Tracking Your Spending
To begin the process of creating a budget, you need to understand how much and where you spend your money. Begin by tracking all your spending, including cash purchases, debit or credit card purchases, bills paid by check, etc. Using a notebook to write down every item and how much you spend is an easy way to start keeping track of your finances. Then, you can organize your expenses into seven categories.
|HOUSING||rent, mortgage, insurance, utilities, taxes, internet/cable/phone|
|FOOD||groceries, household supplies, dining out, take out, snacks|
|TRANSPORTATION||gas, parking/tolls, bus/taxi fare, insurance, car loan, car maintenance|
|HEALTH||medicine, insurance including copays, glasses, dental, braces|
|PERSONAL/FAMILY||child care, child support, allowances, clothing/shoes, laundry, donations, entertainment, personal care, school supplies|
|FINANCE||credit cards, personal loans, savings|
|OTHER||prepaid cards, phone cards|
Need vs. Want
The next step is to determine if you are spending money on something you need or something you want. A need is something that you must have in order to live, for example, housing, electricity, food, etc. A want is something that you can physically live without but that you would like to have, such as going to the movies, getting your nails done, etc. When creating a budget, you must account for your needs before your wants. Make sure your priorities for food, shelter, health care, etc. are taken care of first. If you have extra money in your budget, it is not a bad thing to allow yourself to splurge a little, but only if you have covered the necessities.
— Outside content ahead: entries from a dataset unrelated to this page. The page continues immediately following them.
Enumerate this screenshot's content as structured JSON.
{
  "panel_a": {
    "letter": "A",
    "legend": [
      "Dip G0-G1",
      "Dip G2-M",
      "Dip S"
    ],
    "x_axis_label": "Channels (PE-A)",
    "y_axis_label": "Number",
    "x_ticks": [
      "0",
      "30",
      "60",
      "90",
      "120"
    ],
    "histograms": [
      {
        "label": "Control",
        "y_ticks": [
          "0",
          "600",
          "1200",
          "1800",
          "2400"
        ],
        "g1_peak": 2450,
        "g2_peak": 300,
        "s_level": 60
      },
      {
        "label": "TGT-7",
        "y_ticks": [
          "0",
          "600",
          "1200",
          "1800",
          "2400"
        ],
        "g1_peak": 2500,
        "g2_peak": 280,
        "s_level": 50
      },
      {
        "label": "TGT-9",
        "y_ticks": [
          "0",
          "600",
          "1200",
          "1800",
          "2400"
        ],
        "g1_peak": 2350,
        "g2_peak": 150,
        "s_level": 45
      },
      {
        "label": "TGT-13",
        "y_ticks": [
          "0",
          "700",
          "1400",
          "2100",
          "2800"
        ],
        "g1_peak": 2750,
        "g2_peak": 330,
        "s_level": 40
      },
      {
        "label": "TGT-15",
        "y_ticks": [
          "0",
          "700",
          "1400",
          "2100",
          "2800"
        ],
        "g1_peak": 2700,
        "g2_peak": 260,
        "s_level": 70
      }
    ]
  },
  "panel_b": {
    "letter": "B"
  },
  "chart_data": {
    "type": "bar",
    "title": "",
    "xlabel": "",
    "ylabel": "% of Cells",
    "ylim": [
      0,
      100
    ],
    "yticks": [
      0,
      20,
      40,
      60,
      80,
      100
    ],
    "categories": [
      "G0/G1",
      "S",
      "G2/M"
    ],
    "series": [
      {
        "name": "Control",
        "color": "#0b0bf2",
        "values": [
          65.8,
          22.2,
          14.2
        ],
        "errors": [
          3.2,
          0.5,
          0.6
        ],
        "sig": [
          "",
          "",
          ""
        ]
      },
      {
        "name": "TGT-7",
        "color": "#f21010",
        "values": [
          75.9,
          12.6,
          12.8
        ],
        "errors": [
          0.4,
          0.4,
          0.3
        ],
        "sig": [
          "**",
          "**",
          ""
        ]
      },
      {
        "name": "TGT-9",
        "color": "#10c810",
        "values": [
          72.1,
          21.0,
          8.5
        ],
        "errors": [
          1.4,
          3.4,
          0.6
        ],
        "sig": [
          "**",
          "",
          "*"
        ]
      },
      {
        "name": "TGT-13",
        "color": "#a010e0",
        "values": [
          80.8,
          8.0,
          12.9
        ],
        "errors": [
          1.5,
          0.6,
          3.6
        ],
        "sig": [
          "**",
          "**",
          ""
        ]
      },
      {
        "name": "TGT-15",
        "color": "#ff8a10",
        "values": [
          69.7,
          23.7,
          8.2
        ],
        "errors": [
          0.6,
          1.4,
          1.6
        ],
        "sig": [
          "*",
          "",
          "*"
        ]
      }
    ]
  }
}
A budget is a useful tool when money is tight and helps to ensure you are not living beyond your means. Once you have all your expenses sorted into categories and marked as a need or a want, it’s time to start creating your budget. Working with a budget, you can begin to cut back on unnecessary items in order to set aside savings in case of an emergency. After tracking your spending, you may discover that you spend more on the vending machines at work then you do on groceries. It might be wise to include snacks/drinks into your grocery budget, where you can buy these items at lower prices, rather than spending money on the markup from the machines.
If you are living in a family situation, it is important to include all members of your family in the discussion when creating a budget. That way, everyone’s needs are accounted for and everyone can learn the importance of sticking to a budget. If everyone in the household does not stick to the budget, you will be back at square one in trying to organize your finances. If you have children, this may be difficult for them to understand, but teaching your children about money and budgets at an early age will help set them up for financial success in the future.
A Balancing Act
We have already looked at the spending habits that will account for the “Expense” side of the budget, but we also need to consider the “Income” side to make sure we know how much money we have coming into the household and where that money comes from. For income, you should track paychecks from your job, child support, alimony, social security/disability payments and any other money that you receive regularly. It’s very hard to prepare a workable budget without a consistent source of income.
Once you have determined your income and expenses, review everything to make sure that your income will adequately cover all of your needs and expenses. If the end result is close or not enough, this is the time to really review your expenses to make sure they are in fact needs and to see if there is anywhere you can cut back. For example, if your grocery expenses are high, think about shopping somewhere with lower prices, switching to generic options, or utilizing coupons to reduce your grocery allowance. If your heating cost is high, you may qualify for local, state or federal assistance programs. Your insurance broker may have options to “bundle” a deal between your home/car/life insurance.
The goal is to look for areas where you can lower your expenses so that your income will cover all your needs. If there’s income available after your budgeted needs, assign that money to savings, paying more on outstanding debts, and/or treating yourself by allotting money for your wants.
Now that your budget is complete and your money is assigned to different categories, the important thing to do now is to STICK TO THE BUDGET. Make it a habit to refer to your budget when making any monetary decisions because it’s easy to mentally convince yourself you “need” something. Make sure you are really considering your purchases and how they will impact your budget.
Only spend the money you have. Credit cards, while handy, can lead you down a path of debt. If you use a credit card, only make purchases that will allow you to pay the bill in full each month. Understandably, there will be emergencies and a credit card may be able to help you out, but make sure you are factoring credit card payments into your budget to avoid excessive interest and late fees.
Keep in mind that a budget can be changed or altered at any time. If you pick up more shifts at work to increase your income, you can adjust your budget accordingly. Or, if you pay off a credit card balance, you can move those funds to a different expense. Your budget can change frequently, but it is there to make sure your income covers your needs and that you are making good financial choices. If you ever feel that you are overwhelmed or need assistance, it is best to reach out for help from an assistance agency or local bank.